Courageusement, l’auteur prend position contre les responsables de cette radicalisation. La manifestation du 10 novembre 2019 contre l’islamophobie est l’exact opposé de l’élan républicain…La France Insoumise participait à cette manifestation… Le non-choix est une lâcheté qui se paie (p.133). Il réprouve « Yassine Belattar ou les Indigènes de la République, qui sont dans la confrontation « (p.24) et même « les 18 millions d’euros accordés au Centre de prévention des dérives sectaires liées à l’islam de Dounia Bouzar qui utilise des experts improvisés spécialistes de l’islam et de l’islamisme (p.70).
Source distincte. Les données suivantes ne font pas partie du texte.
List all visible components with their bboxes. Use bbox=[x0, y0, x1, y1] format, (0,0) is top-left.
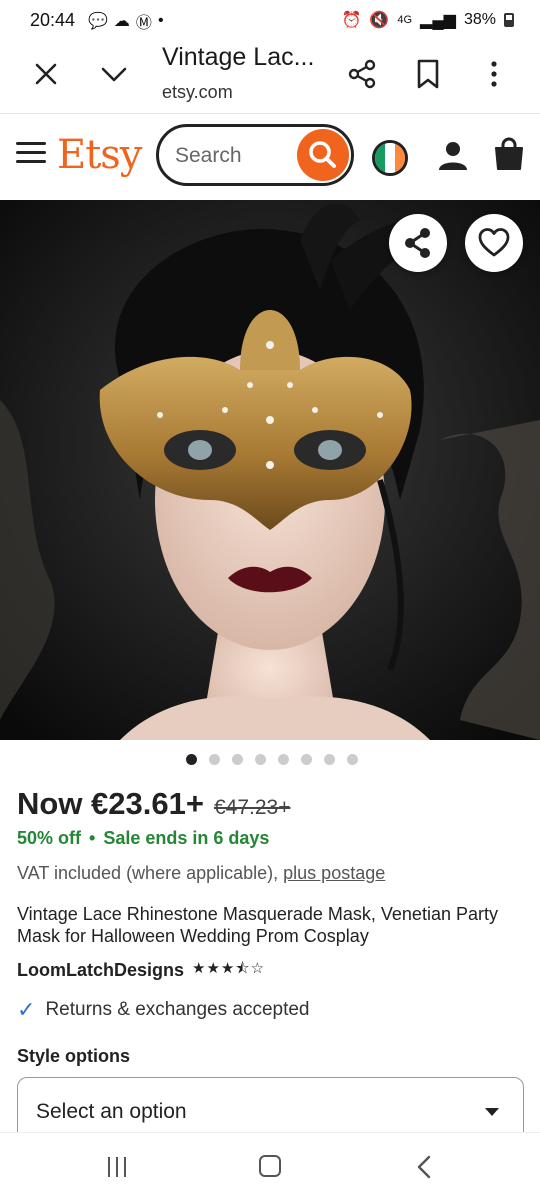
carousel-dot[interactable] bbox=[301, 754, 312, 765]
mute-icon: 🔇 bbox=[369, 12, 390, 29]
system-nav-bar bbox=[0, 1132, 540, 1200]
carousel-dot[interactable] bbox=[209, 754, 220, 765]
checkmark-icon: ✓ bbox=[17, 997, 36, 1022]
listing-title: Vintage Lace Rhinestone Masquerade Mask,… bbox=[17, 904, 498, 946]
search-button[interactable] bbox=[297, 129, 349, 181]
status-time: 20:44 bbox=[30, 10, 76, 30]
sale-info: 50% off • Sale ends in 6 days bbox=[17, 828, 269, 849]
carousel-dot[interactable] bbox=[232, 754, 243, 765]
original-price: €47.23+ bbox=[213, 796, 291, 819]
more-notifications-icon: • bbox=[157, 12, 164, 29]
carousel-dot[interactable] bbox=[186, 754, 197, 765]
share-listing-button[interactable] bbox=[389, 214, 447, 272]
postage-link[interactable]: plus postage bbox=[283, 863, 385, 883]
chevron-down-icon[interactable] bbox=[98, 58, 130, 90]
carousel-indicator[interactable] bbox=[186, 754, 358, 765]
network-label: 4G bbox=[397, 14, 413, 26]
etsy-header: Etsy Search bbox=[0, 114, 540, 200]
shop-row: LoomLatchDesigns ★★★⯪☆ bbox=[17, 958, 265, 983]
system-icons: ⏰ 🔇 4G ▂▄▆ 38% bbox=[341, 10, 514, 30]
search-icon bbox=[309, 141, 336, 168]
battery-icon bbox=[504, 13, 514, 27]
back-icon[interactable] bbox=[414, 1155, 434, 1179]
mcdonalds-icon: Ⓜ bbox=[135, 15, 152, 32]
carousel-dot[interactable] bbox=[347, 754, 358, 765]
status-bar: 20:44 💬 ☁ Ⓜ • ⏰ 🔇 4G ▂▄▆ 38% bbox=[0, 0, 540, 40]
tab-domain: etsy.com bbox=[162, 82, 233, 102]
heart-icon bbox=[478, 228, 510, 257]
carousel-dot[interactable] bbox=[255, 754, 266, 765]
vat-info: VAT included (where applicable), plus po… bbox=[17, 863, 385, 884]
returns-info: ✓ Returns & exchanges accepted bbox=[17, 997, 310, 1023]
signal-icon: ▂▄▆ bbox=[420, 12, 456, 29]
battery-text: 38% bbox=[463, 11, 496, 28]
carousel-dot[interactable] bbox=[278, 754, 289, 765]
style-options-label: Style options bbox=[17, 1046, 131, 1066]
product-image[interactable] bbox=[0, 200, 540, 740]
user-icon[interactable] bbox=[436, 138, 470, 172]
price-row: Now €23.61+ €47.23+ bbox=[17, 786, 290, 822]
sale-ends-label: Sale ends in 6 days bbox=[103, 828, 270, 848]
caret-down-icon bbox=[485, 1108, 499, 1116]
message-icon: 💬 bbox=[88, 13, 108, 30]
menu-icon[interactable] bbox=[16, 142, 46, 164]
vat-label: VAT included (where applicable), bbox=[17, 863, 279, 883]
bookmark-icon[interactable] bbox=[414, 58, 442, 90]
search-bar[interactable]: Search bbox=[156, 124, 354, 186]
rating-stars[interactable]: ★★★⯪☆ bbox=[192, 958, 265, 983]
masquerade-mask-photo bbox=[0, 200, 540, 740]
cart-icon[interactable] bbox=[492, 136, 526, 172]
search-input[interactable]: Search bbox=[175, 144, 242, 168]
returns-label: Returns & exchanges accepted bbox=[45, 999, 310, 1020]
more-options-icon[interactable] bbox=[484, 58, 504, 90]
notification-icons: 💬 ☁ Ⓜ • bbox=[88, 9, 164, 33]
alarm-icon: ⏰ bbox=[341, 12, 362, 29]
ireland-flag-icon[interactable] bbox=[372, 140, 408, 176]
sale-bullet: • bbox=[89, 828, 96, 848]
etsy-logo[interactable]: Etsy bbox=[57, 132, 142, 178]
sale-price: Now €23.61+ bbox=[17, 786, 204, 821]
tab-page-title: Vintage Lac... bbox=[162, 43, 315, 71]
style-select-value: Select an option bbox=[36, 1100, 187, 1123]
cloud-icon: ☁ bbox=[113, 13, 130, 30]
home-button[interactable] bbox=[259, 1155, 281, 1177]
discount-label: 50% off bbox=[17, 828, 82, 848]
tab-titles: Vintage Lac... etsy.com bbox=[162, 42, 314, 103]
carousel-dot[interactable] bbox=[324, 754, 335, 765]
shop-name-link[interactable]: LoomLatchDesigns bbox=[17, 960, 184, 981]
share-icon[interactable] bbox=[346, 58, 378, 90]
share-icon bbox=[405, 228, 430, 258]
favorite-button[interactable] bbox=[465, 214, 523, 272]
recents-button[interactable] bbox=[108, 1157, 132, 1177]
close-icon[interactable] bbox=[30, 58, 62, 90]
custom-tab-header: Vintage Lac... etsy.com bbox=[0, 40, 540, 114]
En fait, la déradicalisation est une vaste illusion dont on voit l’échec aujourd’hui (p.93).

Parmi les pays étrangers qui soutiennent cette radicalisation, le Qatar devenu le fief des Frères Musulmans aurait financé l’enlèvement de Georges Malbrunot (p.78).

M. Chalghoumi, qui reconnaît le droit à Israël d’exister en paix (p.85), recommande aux Palestiniens : « Prenez ce que vous pouvez prendre car vous n’aurez pas 100% » (p.91), tout en reconnaissant que « ce n’est pas avec les Palestiniens qu’il y a des problèmes mais avec ceux qui disent soutenir leur cause depuis la France » (p.88). En 2019, il conduisit cinq parlementaires du Bahreïn, d’Abou Dhabi et de Tunisie au Mémorial de la Shoah (p.23) et 35 jeunes Français et 5 Belges de tous les milieux en Israël et à Ramallah (p.89). 

L’auteur est-il cet imam, décrit par Abdelwahab Meddeb, en 2002, « un imam moderne, capable d’historiciser sa religion, qui serait capable d’analyser le phénomène coranique comme le résultat d’une élaboration coranique » (p.107) ? En tout cas, l’imam Hassen apprécie les ouvrages de Bernard Rougier « édifiants sur l’écosystème salafiste » (p.68), de Mohamed Sifaoui montrant « le double discours et l’infiltration des islamistes au sein de nos sociétés » (p.83). Dans sapostface, Franz-Olivier Giesbert relève que « l’imam gêne. Avec ses combats contre l’antisémitisme ou l’intolérance, il est de ceux qui montrent l’inanité des raisonnements de l’extrême gauche » (p.145).

La bibliographie sélective (p.149 à 158) contient 31 ouvrages dont celui de notre confrère Stéphane Valter Fatwâs et politique (CNR 2020).